Gostava de vos dizer que fui
absolutamente feliz durante o curso de enfermagem, fui uma enfermeira de Anestesiologia
em contexto de Bloco Operatório exímia e tenho muito orgulho em ser enfermeira
e na Enfermagem, ainda que, agora, não esteja a exercer por incompatibilidade de
regiões e horários. Sou de Vila Nova de Gaia, trabalhei num hospital privado em Viseu e
estou a estudar em Coimbra.
Apesar de tudo, sentia-me incompleta. Primeiro porque estava a deixar o meu objetivo de lado – e eu não desisto até à
última das possibilidades – e, por outro lado, apesar da enfermagem ser uma profissão
autónoma, há determinadas intervenções em que nós, enfermeiros, não
podemos tomar decisões sozinhos e há respostas que, embora a enfermagem nos dê
várias “luzes”, só a Medicina nos pode dar essas respostas… E quando a medicina e a ciência não as dá? Temos a fé, que nos salva – a nós, profissionais, e aos
doentes.
Ah, e outra coisa muito
importante… Não queria chegar a velha e sentir arrependimento. Com 18 anos eu não
pensava nisso.

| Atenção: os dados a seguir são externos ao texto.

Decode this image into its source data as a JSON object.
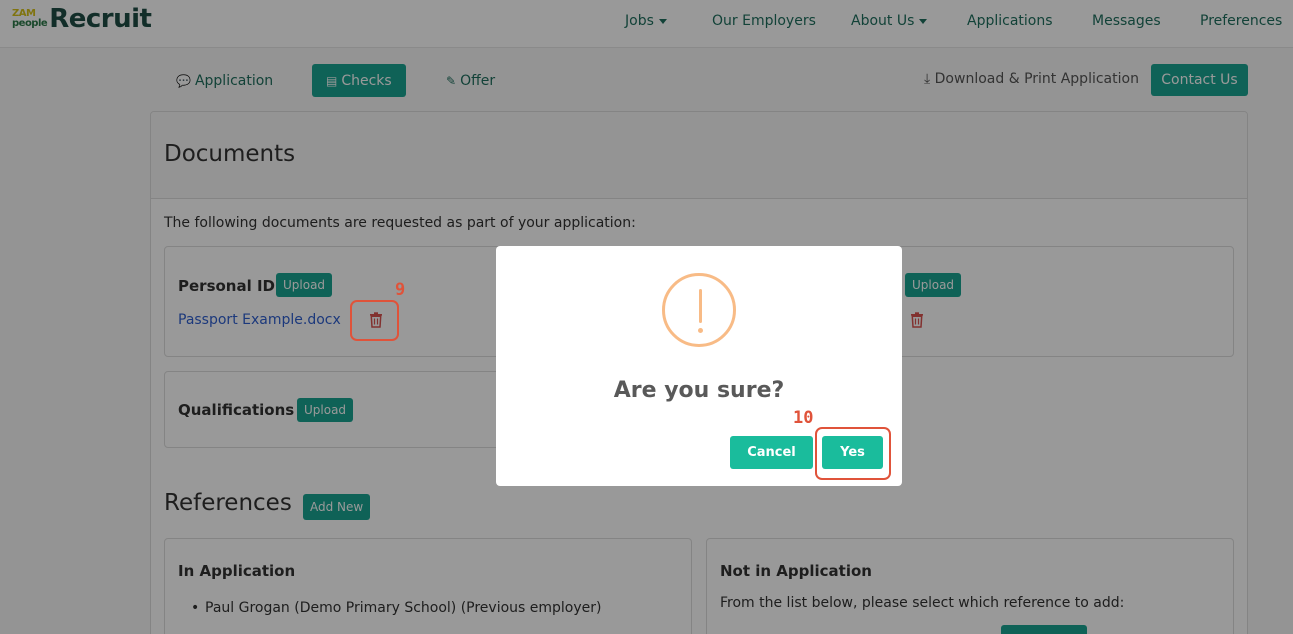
{
  "brand": {
    "mark_top": "ZAM",
    "mark_bottom": "people",
    "name": "Recruit"
  },
  "nav": {
    "jobs": "Jobs",
    "employers": "Our Employers",
    "about": "About Us",
    "applications": "Applications",
    "messages": "Messages",
    "preferences": "Preferences"
  },
  "subtabs": {
    "application": "Application",
    "checks": "Checks",
    "offer": "Offer",
    "download": "Download & Print Application",
    "contact": "Contact Us"
  },
  "documents": {
    "title": "Documents",
    "intro": "The following documents are requested as part of your application:",
    "personal_id_label": "Personal ID",
    "upload_label": "Upload",
    "personal_id_file": "Passport Example.docx",
    "qualifications_label": "Qualifications"
  },
  "references": {
    "title": "References",
    "add_new": "Add New",
    "in_application_title": "In Application",
    "in_application_items": [
      "Paul Grogan (Demo Primary School) (Previous employer)"
    ],
    "not_in_application_title": "Not in Application",
    "not_in_application_desc": "From the list below, please select which reference to add:"
  },
  "modal": {
    "title": "Are you sure?",
    "cancel": "Cancel",
    "yes": "Yes"
  },
  "annotations": {
    "delete_marker": "9",
    "yes_marker": "10"
  },
  "colors": {
    "accent": "#1aa391",
    "modal_button": "#1abc9c",
    "warning": "#f8bb86",
    "annotation": "#e0533a",
    "link": "#2f5fcf",
    "delete": "#d9534f"
  }
}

Mas, hoje, com 25, depois de ter pessoas a morrer-me aos poucos
nas mãos, de ter crianças com doenças crónicas terríveis e pais inconsoláveis,
de ter idosos que foram abandonados pelas famílias nos hospitais, tenho dois
grandes medos: o arrependimento e o sofrimento. A morte, não.
Adiante.
Como podem calcular, o meu percurso não foi de todo linear; nem após o ensino secundário, nem durante. E, acreditem, muita gente – familiares, colegas e professores – vai fazer-vos sentir incapazes de atingir os vossos sonhos e objetivos. Vão fazer-vos sentir menos inteligentes do que aqueles colegas que aparecem com 19 e 20 na pauta. Vão fazer-vos sentir inferiores, porque vocês não são assim tão bons alunos a matemática… ou porque demoram mais a compreender as coisas… ou porque, com a média que têm até agora, talvez não consigam entrar naquele curso tão idolatrado pelos vossos pares e familiares. Enfim... Eu senti isso tudo na pele. Há umas palavras que, ainda hoje, me moem a cabeça e ouço todos os dias, embora já tenha aprendido a viver com isso. Porque o tempo cura e Deus traz-nos a paz ao coração inquieto e vamos criando mecanismos para nos defendermos dessas lembranças que nos assolam e derrubam.
No dia em que eu já sabia que não iria entrar em medicina, chorando compulsivamente, uma professora
abraçou-me e disse: “A Tânia nunca devia ter estado em Ciências”.
1ª lição: Nunca
deixem que a opinião dos outros tome conta de vós.
Sabem uma coisa? Quando chegarem à faculdade, ninguém vai perguntar a vossa média. Só serviu para entrada e ponto final, parágrafo. Muito menos as notas de exame. Quando forem trabalhar, eles querem lá saber da vossa média de curso! A mim, nunca me perguntaram: a mim e à generalidade de todos aqueles que se formam no ensino superior (ou que simplesmente acabam o secundário e vão começar a trabalhar). Vocês devem fazer as coisas por vocês! Se não forem vocês a lutar pela vossa vida, pela vossa carreira, pela vossa família, pelas vossas próprias metas, ninguém o fará! As outras pessoas poderão ajudar, poderão dar um empurrãozinho, mas é do vosso corpo, da vossa mente e da vossa vontade que “a obra nasce!”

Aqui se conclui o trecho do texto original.